Since Michigan lawmakers first proposed the idea in 2016, eight states have exempted tampons and similar products from sales tax, according to a House Fiscal Agency analysis. As of February, Michigan was one of 30 states taxed tampon sales. 


Previous proposals to exempt feminine hygiene products in Michigan have stalled for several reasons, including the implications for schools and local governments, which both receive a share of state sales tax revenue. 

The new legislation seeks to protect education funding by shifting an equivalent amount of state general fund revenue to the School Aid Fund each year. But it would not replace funding for local governments, who are projected to collectively lose at least $600,000 in constitutional revenue sharing payments each year if Whitmer signs the bill into law. (That’s less than 1 percent of the $912 million that local governments are set to receive this year.)

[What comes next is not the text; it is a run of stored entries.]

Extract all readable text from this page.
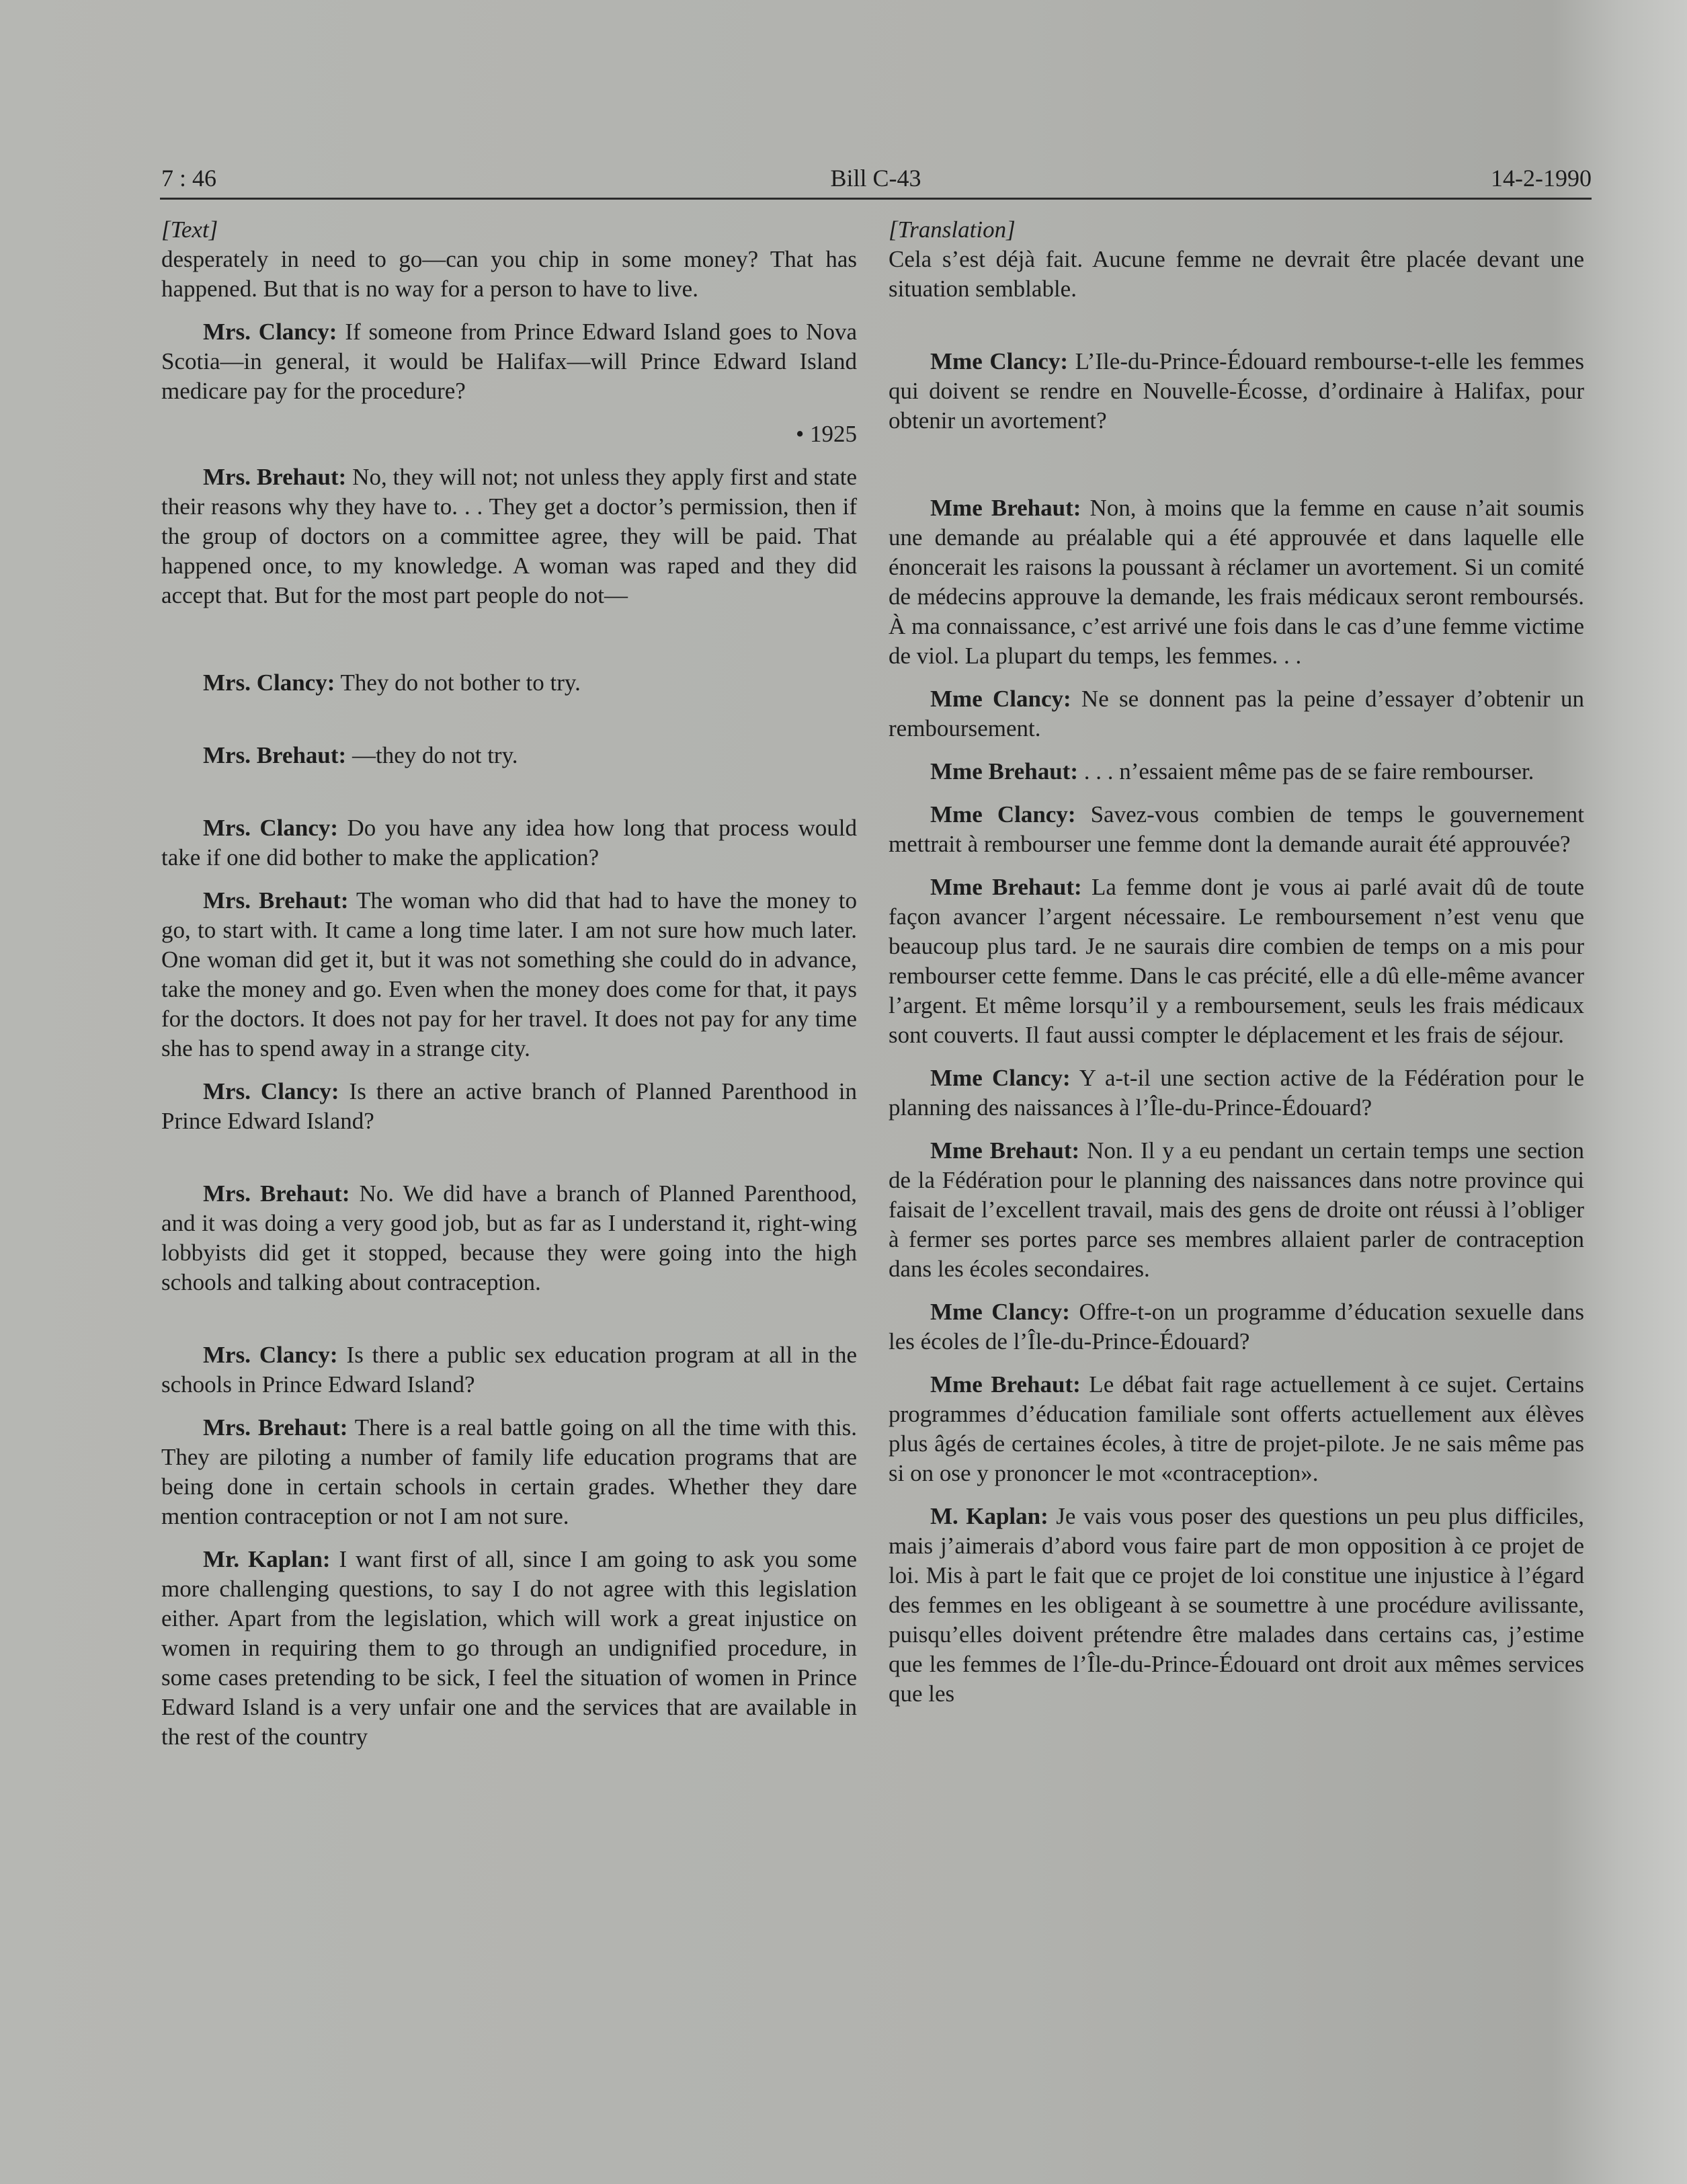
7 : 46	Bill C-43	14-2-1990

[Text]

desperately in need to go—can you chip in some money? That has happened. But that is no way for a person to have to live.

Mrs. Clancy: If someone from Prince Edward Island goes to Nova Scotia—in general, it would be Halifax—will Prince Edward Island medicare pay for the procedure?

• 1925

Mrs. Brehaut: No, they will not; not unless they apply first and state their reasons why they have to. . . They get a doctor’s permission, then if the group of doctors on a committee agree, they will be paid. That happened once, to my knowledge. A woman was raped and they did accept that. But for the most part people do not—

Mrs. Clancy: They do not bother to try.

Mrs. Brehaut: —they do not try.

Mrs. Clancy: Do you have any idea how long that process would take if one did bother to make the application?

Mrs. Brehaut: The woman who did that had to have the money to go, to start with. It came a long time later. I am not sure how much later. One woman did get it, but it was not something she could do in advance, take the money and go. Even when the money does come for that, it pays for the doctors. It does not pay for her travel. It does not pay for any time she has to spend away in a strange city.

Mrs. Clancy: Is there an active branch of Planned Parenthood in Prince Edward Island?

Mrs. Brehaut: No. We did have a branch of Planned Parenthood, and it was doing a very good job, but as far as I understand it, right-wing lobbyists did get it stopped, because they were going into the high schools and talking about contraception.

Mrs. Clancy: Is there a public sex education program at all in the schools in Prince Edward Island?

Mrs. Brehaut: There is a real battle going on all the time with this. They are piloting a number of family life education programs that are being done in certain schools in certain grades. Whether they dare mention contraception or not I am not sure.

Mr. Kaplan: I want first of all, since I am going to ask you some more challenging questions, to say I do not agree with this legislation either. Apart from the legislation, which will work a great injustice on women in requiring them to go through an undignified procedure, in some cases pretending to be sick, I feel the situation of women in Prince Edward Island is a very unfair one and the services that are available in the rest of the country

[Translation]

Cela s’est déjà fait. Aucune femme ne devrait être placée devant une situation semblable.

Mme Clancy: L’Ile-du-Prince-Édouard rembourse-t-elle les femmes qui doivent se rendre en Nouvelle-Écosse, d’ordinaire à Halifax, pour obtenir un avortement?

Mme Brehaut: Non, à moins que la femme en cause n’ait soumis une demande au préalable qui a été approuvée et dans laquelle elle énoncerait les raisons la poussant à réclamer un avortement. Si un comité de médecins approuve la demande, les frais médicaux seront remboursés. À ma connaissance, c’est arrivé une fois dans le cas d’une femme victime de viol. La plupart du temps, les femmes. . .

Mme Clancy: Ne se donnent pas la peine d’essayer d’obtenir un remboursement.

Mme Brehaut: . . . n’essaient même pas de se faire rembourser.

Mme Clancy: Savez-vous combien de temps le gouvernement mettrait à rembourser une femme dont la demande aurait été approuvée?

Mme Brehaut: La femme dont je vous ai parlé avait dû de toute façon avancer l’argent nécessaire. Le remboursement n’est venu que beaucoup plus tard. Je ne saurais dire combien de temps on a mis pour rembourser cette femme. Dans le cas précité, elle a dû elle-même avancer l’argent. Et même lorsqu’il y a remboursement, seuls les frais médicaux sont couverts. Il faut aussi compter le déplacement et les frais de séjour.

Mme Clancy: Y a-t-il une section active de la Fédération pour le planning des naissances à l’Île-du-Prince-Édouard?

Mme Brehaut: Non. Il y a eu pendant un certain temps une section de la Fédération pour le planning des naissances dans notre province qui faisait de l’excellent travail, mais des gens de droite ont réussi à l’obliger à fermer ses portes parce ses membres allaient parler de contraception dans les écoles secondaires.

Mme Clancy: Offre-t-on un programme d’éducation sexuelle dans les écoles de l’Île-du-Prince-Édouard?

Mme Brehaut: Le débat fait rage actuellement à ce sujet. Certains programmes d’éducation familiale sont offerts actuellement aux élèves plus âgés de certaines écoles, à titre de projet-pilote. Je ne sais même pas si on ose y prononcer le mot «contraception».

M. Kaplan: Je vais vous poser des questions un peu plus difficiles, mais j’aimerais d’abord vous faire part de mon opposition à ce projet de loi. Mis à part le fait que ce projet de loi constitue une injustice à l’égard des femmes en les obligeant à se soumettre à une procédure avilissante, puisqu’elles doivent prétendre être malades dans certains cas, j’estime que les femmes de l’Île-du-Prince-Édouard ont droit aux mêmes services que les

The tampon tax legislation won broad backing in the Michigan Legislature but has been overshadowed by a series of partisan debates. 

The Senate took up the repeal bills on Tuesday moments after majority Republicans advanced a package to limit school mask and COVID-19 vaccine policies. The House voted on the tax bills two weeks ago after approving controversial GOP legislation to tighten voting rules

But unlike those politically charged topics, the tampon tax repeal “is not a partisan issue,” Posthumus said earlier this month before the House vote. 

“This is not even a gender issue. This is about cutting taxes for families throughout this state.”